I would prefer quantifying over thoughts, than over instantiations. 'C's instantiation' refers to Cerberus, surely? And that was the problem.
>>>
How would you solve the problem?
There are a cluster of problems. One is to explain thoughts characterised by fictional names. The other is sentences like 'S wants a cold beer/mountain bike' &c. The second one shows up a problem for formal logic, more than anything else. You probably know my real beef is not with realists, but with logic since Frege.
"A wanting is not always a lacking"
In most cases of wanting there is an understood action modifying the wanting. If I want to own the bike then when I own it I no longer want to own it. If I want to hold the bike, then when I hold it my desire likewise disappears. If you can think of a counter example please let me know.
Just for clarity of terminology I differentiate love and want. I would say that love is the only object directd intention that does not disappear when it recieves its object. If I love my bike, then I will continue to love it even when I have it.
I believe Object-directedness is an action. It is movement toward an object with the intention of reaching that object. The acting subject does not invest other things with intention but itself moves toward the object.
I also believe that thought is a type of wanting. To say that our ideas intend formal reality can be interpreted to mean that the mind wants to know formal reality. The mystics talk about the fact that we become what we know and know what we become. When this happens our mind is no longer directed to reality it is reality in a sense. It has reproduced that reality within itself, it has received its object. At this point thought ceases and all that is left is love.
"I would prefer quantifying over thoughts, than over instantiations. 'C's instantiation' refers to Cerberus, surely? And that was the problem."
I know you are busy, but you are not paying attention. C is a property. So this comment makes no sense.
"If I want to own the bike then when I own it I no longer want to own it." Say what? I bought a second mt bike a year ago. I wanted it -- has disc brakes and 27 speed Shimano gearing -- so I bought it. Now I own it. I still want to own it. For it would be false to say that I want to own it no longer.

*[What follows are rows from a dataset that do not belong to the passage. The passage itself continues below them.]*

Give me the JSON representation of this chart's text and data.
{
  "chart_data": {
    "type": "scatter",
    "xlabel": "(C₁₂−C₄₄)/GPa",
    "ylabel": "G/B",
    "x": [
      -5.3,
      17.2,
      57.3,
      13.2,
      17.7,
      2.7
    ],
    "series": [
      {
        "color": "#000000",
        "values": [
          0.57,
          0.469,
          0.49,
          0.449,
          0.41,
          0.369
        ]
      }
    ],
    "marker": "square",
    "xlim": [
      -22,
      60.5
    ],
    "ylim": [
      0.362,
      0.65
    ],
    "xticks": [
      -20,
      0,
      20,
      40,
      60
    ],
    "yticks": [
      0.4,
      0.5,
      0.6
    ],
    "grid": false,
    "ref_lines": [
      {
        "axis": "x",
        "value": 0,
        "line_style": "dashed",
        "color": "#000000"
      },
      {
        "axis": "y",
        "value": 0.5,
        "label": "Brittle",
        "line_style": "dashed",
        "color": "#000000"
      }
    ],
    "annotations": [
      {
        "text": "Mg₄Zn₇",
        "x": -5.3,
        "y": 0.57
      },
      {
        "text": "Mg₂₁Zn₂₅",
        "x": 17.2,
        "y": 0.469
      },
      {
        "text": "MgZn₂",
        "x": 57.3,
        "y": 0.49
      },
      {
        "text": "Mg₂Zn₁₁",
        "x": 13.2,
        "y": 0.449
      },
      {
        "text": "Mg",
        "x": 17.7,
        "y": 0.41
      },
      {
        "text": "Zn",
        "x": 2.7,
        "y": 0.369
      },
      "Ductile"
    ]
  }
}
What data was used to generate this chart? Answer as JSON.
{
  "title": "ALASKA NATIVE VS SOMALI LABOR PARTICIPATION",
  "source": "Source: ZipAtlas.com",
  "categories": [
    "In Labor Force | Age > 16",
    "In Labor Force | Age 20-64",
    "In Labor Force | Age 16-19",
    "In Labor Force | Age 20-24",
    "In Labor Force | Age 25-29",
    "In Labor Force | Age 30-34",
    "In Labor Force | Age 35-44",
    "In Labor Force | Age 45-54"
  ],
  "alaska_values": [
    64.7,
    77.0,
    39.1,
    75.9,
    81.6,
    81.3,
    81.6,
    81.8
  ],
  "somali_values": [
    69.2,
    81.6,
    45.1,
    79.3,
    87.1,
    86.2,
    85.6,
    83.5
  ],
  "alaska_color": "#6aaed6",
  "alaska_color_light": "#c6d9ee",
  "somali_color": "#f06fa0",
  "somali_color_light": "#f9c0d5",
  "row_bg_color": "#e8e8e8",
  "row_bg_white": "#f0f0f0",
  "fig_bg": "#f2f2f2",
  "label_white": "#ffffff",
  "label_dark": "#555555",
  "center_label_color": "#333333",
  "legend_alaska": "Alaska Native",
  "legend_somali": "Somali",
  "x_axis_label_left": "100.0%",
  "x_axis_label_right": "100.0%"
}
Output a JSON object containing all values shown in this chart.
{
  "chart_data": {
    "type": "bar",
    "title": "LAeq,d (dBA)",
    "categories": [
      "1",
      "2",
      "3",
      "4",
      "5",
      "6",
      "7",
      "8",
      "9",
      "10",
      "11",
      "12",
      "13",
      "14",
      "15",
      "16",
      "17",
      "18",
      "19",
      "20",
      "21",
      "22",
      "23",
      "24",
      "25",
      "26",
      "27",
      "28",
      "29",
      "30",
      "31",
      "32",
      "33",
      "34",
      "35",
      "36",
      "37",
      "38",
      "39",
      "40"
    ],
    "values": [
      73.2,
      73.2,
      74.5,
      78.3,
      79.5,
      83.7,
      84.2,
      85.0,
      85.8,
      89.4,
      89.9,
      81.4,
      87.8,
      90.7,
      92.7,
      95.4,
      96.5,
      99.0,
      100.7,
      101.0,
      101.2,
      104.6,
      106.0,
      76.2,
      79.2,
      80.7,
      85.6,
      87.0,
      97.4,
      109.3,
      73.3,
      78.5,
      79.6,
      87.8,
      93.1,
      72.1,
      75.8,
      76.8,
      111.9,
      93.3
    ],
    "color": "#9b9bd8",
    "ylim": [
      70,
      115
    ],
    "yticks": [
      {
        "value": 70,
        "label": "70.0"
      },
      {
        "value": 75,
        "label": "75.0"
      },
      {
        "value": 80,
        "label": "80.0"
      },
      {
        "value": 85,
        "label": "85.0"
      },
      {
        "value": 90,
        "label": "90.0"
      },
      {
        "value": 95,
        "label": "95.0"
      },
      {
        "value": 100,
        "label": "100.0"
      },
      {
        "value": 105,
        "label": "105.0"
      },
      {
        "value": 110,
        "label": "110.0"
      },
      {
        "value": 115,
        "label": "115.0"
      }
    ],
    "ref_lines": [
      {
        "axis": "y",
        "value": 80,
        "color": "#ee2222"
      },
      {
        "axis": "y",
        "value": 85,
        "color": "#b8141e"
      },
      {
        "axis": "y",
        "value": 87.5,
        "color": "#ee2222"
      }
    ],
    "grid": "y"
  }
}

If I get what I want it does not follow that I no longer want it, though it is true that I no longer lack it. Actually, I think this may pose a problem for what I said about relations.
I see your point.
I have been wrestling with this some more and think I can clear up what I was thinking somewhat.
The idea I intuit is that any acting subject cannot ‘take’ an object without that object becoming part of its action.
I for example I can reduce 'I run a race.' to 'I race.' In 'I want to own a bike'. The action is 'wanting to own a bike' Is this what you mean by "intentional objects are adverbial modifications of acts of intending."?
Thinking however presents an inconsistency. We say 'I think about a bike.' If the bike I think about is a particular bike that exists, and I represent it exactly, could we legitamately say my action is 'thinking the bike'? When thinking about a bike that exists, reality itself is modifying my thinking. But if the bike I think about is only a half formed concept that does not reach reality, then my action is only my action, it is not modified by anything.
Surely the non-existent bike has modified my action. What I think can be said is that that particular bike has not modified my action, rather a combination of properties from other bikes has.